Brèches
خروقات

Pendant des mois tu perds les mots, tu n’as plus de sensations, tu es arraché de la chaleur de Beyrouth, de la mer et de la moiteur de l’air. Tu pourrais y flotter indéfiniment.
Tu repenses aux sacs de sable le long des rues pendant la guerre, la bifurcation du rond point de Tayouneh. La baignoire dans la salle de bain bleue qui servait de réserve d’eau. Tu reviens pour sentir le souffle de la ville sur ton visage, t’enfoncer dans le vide. Tu veux ressentir le vide t’emplir. Tu attends de retrouver les coupures d’électricité de ton enfance l’été. Le balcon. Les incendies.
Tu regardes la ville, marcher entre les immeubles en marge, trouver les autres brèches, voir si tu peux toucher la lumière avec ton doigt le long des brèches, si elles relient encore les choses. Comment dire les choses ? Comment dire la vie qui reste ? Celle qui part ?
Tu sens la matière végétale de la montagne qui se décompose sous le soleil et tu restes happé par la nuit dans le jardin. Tu ne peux te détacher de la beauté sauvage des figuiers de barbaries et des jujubiers.

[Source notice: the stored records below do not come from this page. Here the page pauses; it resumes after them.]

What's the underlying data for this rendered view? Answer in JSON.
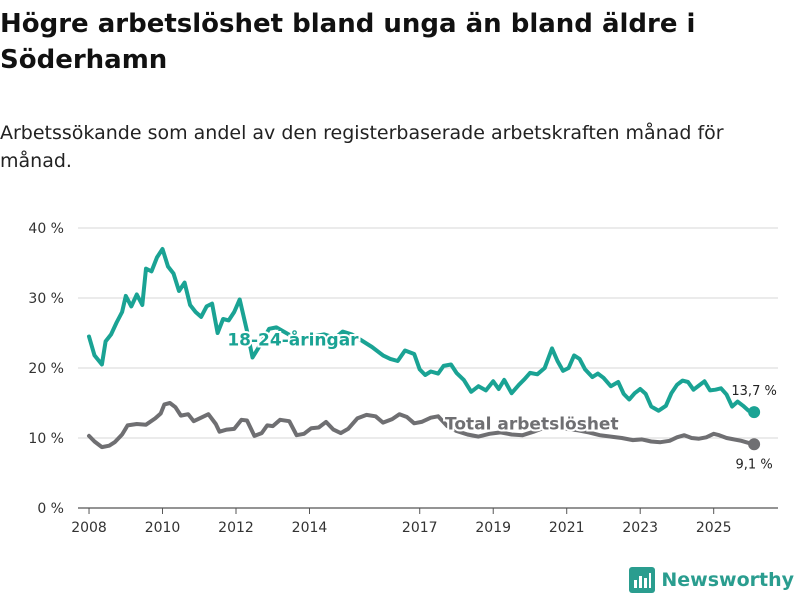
{
  "header": {
    "title": "Högre arbetslöshet bland unga än bland äldre i Söderhamn",
    "subtitle": "Arbetssökande som andel av den registerbaserade arbetskraften månad för månad."
  },
  "brand": {
    "name": "Newsworthy",
    "color": "#2a9d8f"
  },
  "chart_data": {
    "type": "line",
    "title": "Högre arbetslöshet bland unga än bland äldre i Söderhamn",
    "xlabel": "",
    "ylabel": "",
    "ylim": [
      0,
      40
    ],
    "xlim": [
      2007.7,
      2026.75
    ],
    "y_ticks": [
      0,
      10,
      20,
      30,
      40
    ],
    "y_tick_labels": [
      "0 %",
      "10 %",
      "20 %",
      "30 %",
      "40 %"
    ],
    "x_ticks": [
      2008,
      2010,
      2012,
      2014,
      2017,
      2019,
      2021,
      2023,
      2025
    ],
    "x_tick_labels": [
      "2008",
      "2010",
      "2012",
      "2014",
      "2017",
      "2019",
      "2021",
      "2023",
      "2025"
    ],
    "grid": "horizontal",
    "series": [
      {
        "name": "18-24-åringar",
        "color": "#1aa394",
        "end_label": "13,7 %",
        "points": [
          [
            2008.0,
            24.5
          ],
          [
            2008.15,
            21.8
          ],
          [
            2008.35,
            20.5
          ],
          [
            2008.45,
            23.8
          ],
          [
            2008.6,
            24.8
          ],
          [
            2008.75,
            26.5
          ],
          [
            2008.9,
            28.0
          ],
          [
            2009.0,
            30.3
          ],
          [
            2009.15,
            28.8
          ],
          [
            2009.3,
            30.5
          ],
          [
            2009.45,
            29.0
          ],
          [
            2009.55,
            34.2
          ],
          [
            2009.7,
            33.8
          ],
          [
            2009.85,
            35.8
          ],
          [
            2010.0,
            37.0
          ],
          [
            2010.15,
            34.5
          ],
          [
            2010.3,
            33.5
          ],
          [
            2010.45,
            31.0
          ],
          [
            2010.6,
            32.2
          ],
          [
            2010.75,
            29.0
          ],
          [
            2010.9,
            28.0
          ],
          [
            2011.05,
            27.3
          ],
          [
            2011.2,
            28.8
          ],
          [
            2011.35,
            29.2
          ],
          [
            2011.5,
            25.0
          ],
          [
            2011.65,
            27.0
          ],
          [
            2011.8,
            26.8
          ],
          [
            2011.95,
            28.0
          ],
          [
            2012.1,
            29.8
          ],
          [
            2012.3,
            25.3
          ],
          [
            2012.45,
            21.5
          ],
          [
            2012.6,
            22.8
          ],
          [
            2012.75,
            24.2
          ],
          [
            2012.9,
            25.6
          ],
          [
            2013.1,
            25.8
          ],
          [
            2013.3,
            25.2
          ],
          [
            2013.5,
            24.6
          ],
          [
            2013.7,
            24.0
          ],
          [
            2013.9,
            24.4
          ],
          [
            2014.1,
            24.5
          ],
          [
            2014.4,
            24.8
          ],
          [
            2014.7,
            24.3
          ],
          [
            2014.9,
            25.2
          ],
          [
            2015.15,
            24.8
          ],
          [
            2015.4,
            24.0
          ],
          [
            2015.7,
            23.0
          ],
          [
            2016.0,
            21.8
          ],
          [
            2016.2,
            21.3
          ],
          [
            2016.4,
            21.0
          ],
          [
            2016.6,
            22.5
          ],
          [
            2016.85,
            22.0
          ],
          [
            2017.0,
            19.8
          ],
          [
            2017.15,
            19.0
          ],
          [
            2017.3,
            19.5
          ],
          [
            2017.5,
            19.2
          ],
          [
            2017.65,
            20.3
          ],
          [
            2017.85,
            20.5
          ],
          [
            2018.0,
            19.3
          ],
          [
            2018.2,
            18.3
          ],
          [
            2018.4,
            16.6
          ],
          [
            2018.6,
            17.4
          ],
          [
            2018.8,
            16.8
          ],
          [
            2019.0,
            18.1
          ],
          [
            2019.15,
            17.0
          ],
          [
            2019.3,
            18.3
          ],
          [
            2019.5,
            16.4
          ],
          [
            2019.7,
            17.6
          ],
          [
            2019.85,
            18.4
          ],
          [
            2020.0,
            19.3
          ],
          [
            2020.2,
            19.1
          ],
          [
            2020.4,
            20.0
          ],
          [
            2020.6,
            22.8
          ],
          [
            2020.75,
            21.0
          ],
          [
            2020.9,
            19.6
          ],
          [
            2021.05,
            20.0
          ],
          [
            2021.2,
            21.8
          ],
          [
            2021.35,
            21.3
          ],
          [
            2021.5,
            19.8
          ],
          [
            2021.7,
            18.7
          ],
          [
            2021.85,
            19.2
          ],
          [
            2022.0,
            18.6
          ],
          [
            2022.2,
            17.4
          ],
          [
            2022.4,
            18.0
          ],
          [
            2022.55,
            16.3
          ],
          [
            2022.7,
            15.5
          ],
          [
            2022.85,
            16.4
          ],
          [
            2023.0,
            17.0
          ],
          [
            2023.15,
            16.3
          ],
          [
            2023.3,
            14.5
          ],
          [
            2023.5,
            13.9
          ],
          [
            2023.7,
            14.6
          ],
          [
            2023.85,
            16.4
          ],
          [
            2024.0,
            17.6
          ],
          [
            2024.15,
            18.2
          ],
          [
            2024.3,
            18.0
          ],
          [
            2024.45,
            16.9
          ],
          [
            2024.6,
            17.5
          ],
          [
            2024.75,
            18.1
          ],
          [
            2024.9,
            16.8
          ],
          [
            2025.05,
            16.9
          ],
          [
            2025.2,
            17.1
          ],
          [
            2025.35,
            16.2
          ],
          [
            2025.5,
            14.5
          ],
          [
            2025.65,
            15.2
          ],
          [
            2025.8,
            14.6
          ],
          [
            2025.95,
            13.9
          ],
          [
            2026.1,
            13.7
          ]
        ]
      },
      {
        "name": "Total arbetslöshet",
        "color": "#6f6f72",
        "end_label": "9,1 %",
        "points": [
          [
            2008.0,
            10.3
          ],
          [
            2008.15,
            9.5
          ],
          [
            2008.35,
            8.7
          ],
          [
            2008.55,
            8.9
          ],
          [
            2008.7,
            9.4
          ],
          [
            2008.9,
            10.5
          ],
          [
            2009.05,
            11.8
          ],
          [
            2009.3,
            12.0
          ],
          [
            2009.55,
            11.9
          ],
          [
            2009.8,
            12.8
          ],
          [
            2009.95,
            13.5
          ],
          [
            2010.05,
            14.8
          ],
          [
            2010.2,
            15.0
          ],
          [
            2010.35,
            14.4
          ],
          [
            2010.5,
            13.2
          ],
          [
            2010.7,
            13.4
          ],
          [
            2010.85,
            12.4
          ],
          [
            2011.05,
            12.9
          ],
          [
            2011.25,
            13.4
          ],
          [
            2011.45,
            12.0
          ],
          [
            2011.55,
            10.9
          ],
          [
            2011.75,
            11.2
          ],
          [
            2011.95,
            11.3
          ],
          [
            2012.15,
            12.6
          ],
          [
            2012.3,
            12.5
          ],
          [
            2012.5,
            10.3
          ],
          [
            2012.7,
            10.7
          ],
          [
            2012.85,
            11.8
          ],
          [
            2013.0,
            11.7
          ],
          [
            2013.2,
            12.6
          ],
          [
            2013.45,
            12.4
          ],
          [
            2013.65,
            10.4
          ],
          [
            2013.85,
            10.6
          ],
          [
            2014.05,
            11.4
          ],
          [
            2014.25,
            11.5
          ],
          [
            2014.45,
            12.3
          ],
          [
            2014.65,
            11.2
          ],
          [
            2014.85,
            10.7
          ],
          [
            2015.05,
            11.3
          ],
          [
            2015.3,
            12.8
          ],
          [
            2015.55,
            13.3
          ],
          [
            2015.8,
            13.1
          ],
          [
            2016.0,
            12.2
          ],
          [
            2016.25,
            12.7
          ],
          [
            2016.45,
            13.4
          ],
          [
            2016.65,
            13.0
          ],
          [
            2016.85,
            12.1
          ],
          [
            2017.05,
            12.3
          ],
          [
            2017.3,
            12.9
          ],
          [
            2017.5,
            13.1
          ],
          [
            2017.75,
            11.7
          ],
          [
            2018.0,
            11.0
          ],
          [
            2018.3,
            10.5
          ],
          [
            2018.6,
            10.2
          ],
          [
            2018.9,
            10.6
          ],
          [
            2019.2,
            10.8
          ],
          [
            2019.5,
            10.5
          ],
          [
            2019.8,
            10.4
          ],
          [
            2020.1,
            10.9
          ],
          [
            2020.4,
            11.5
          ],
          [
            2020.7,
            11.6
          ],
          [
            2021.0,
            11.3
          ],
          [
            2021.3,
            11.1
          ],
          [
            2021.6,
            10.8
          ],
          [
            2021.9,
            10.4
          ],
          [
            2022.2,
            10.2
          ],
          [
            2022.5,
            10.0
          ],
          [
            2022.8,
            9.7
          ],
          [
            2023.05,
            9.8
          ],
          [
            2023.3,
            9.5
          ],
          [
            2023.55,
            9.4
          ],
          [
            2023.8,
            9.6
          ],
          [
            2024.0,
            10.1
          ],
          [
            2024.2,
            10.4
          ],
          [
            2024.4,
            10.0
          ],
          [
            2024.6,
            9.9
          ],
          [
            2024.8,
            10.1
          ],
          [
            2025.0,
            10.6
          ],
          [
            2025.15,
            10.4
          ],
          [
            2025.35,
            10.0
          ],
          [
            2025.55,
            9.8
          ],
          [
            2025.75,
            9.6
          ],
          [
            2025.95,
            9.3
          ],
          [
            2026.1,
            9.1
          ]
        ]
      }
    ]
  }
}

L’effondrement dehors, l’effondrement dedans.
Le cri des chacals.
Tu cherches à savoir si le vivant est toujours vivant, si tu peux être vivant. Tu aimerais le savoir mais tu ne peux pas le savoir. Tu ne peux plus rien savoir. Tu peux juste essayer de rester immergé, de sentir ton corps collé aux routes, aux broussailles et à la chaleur.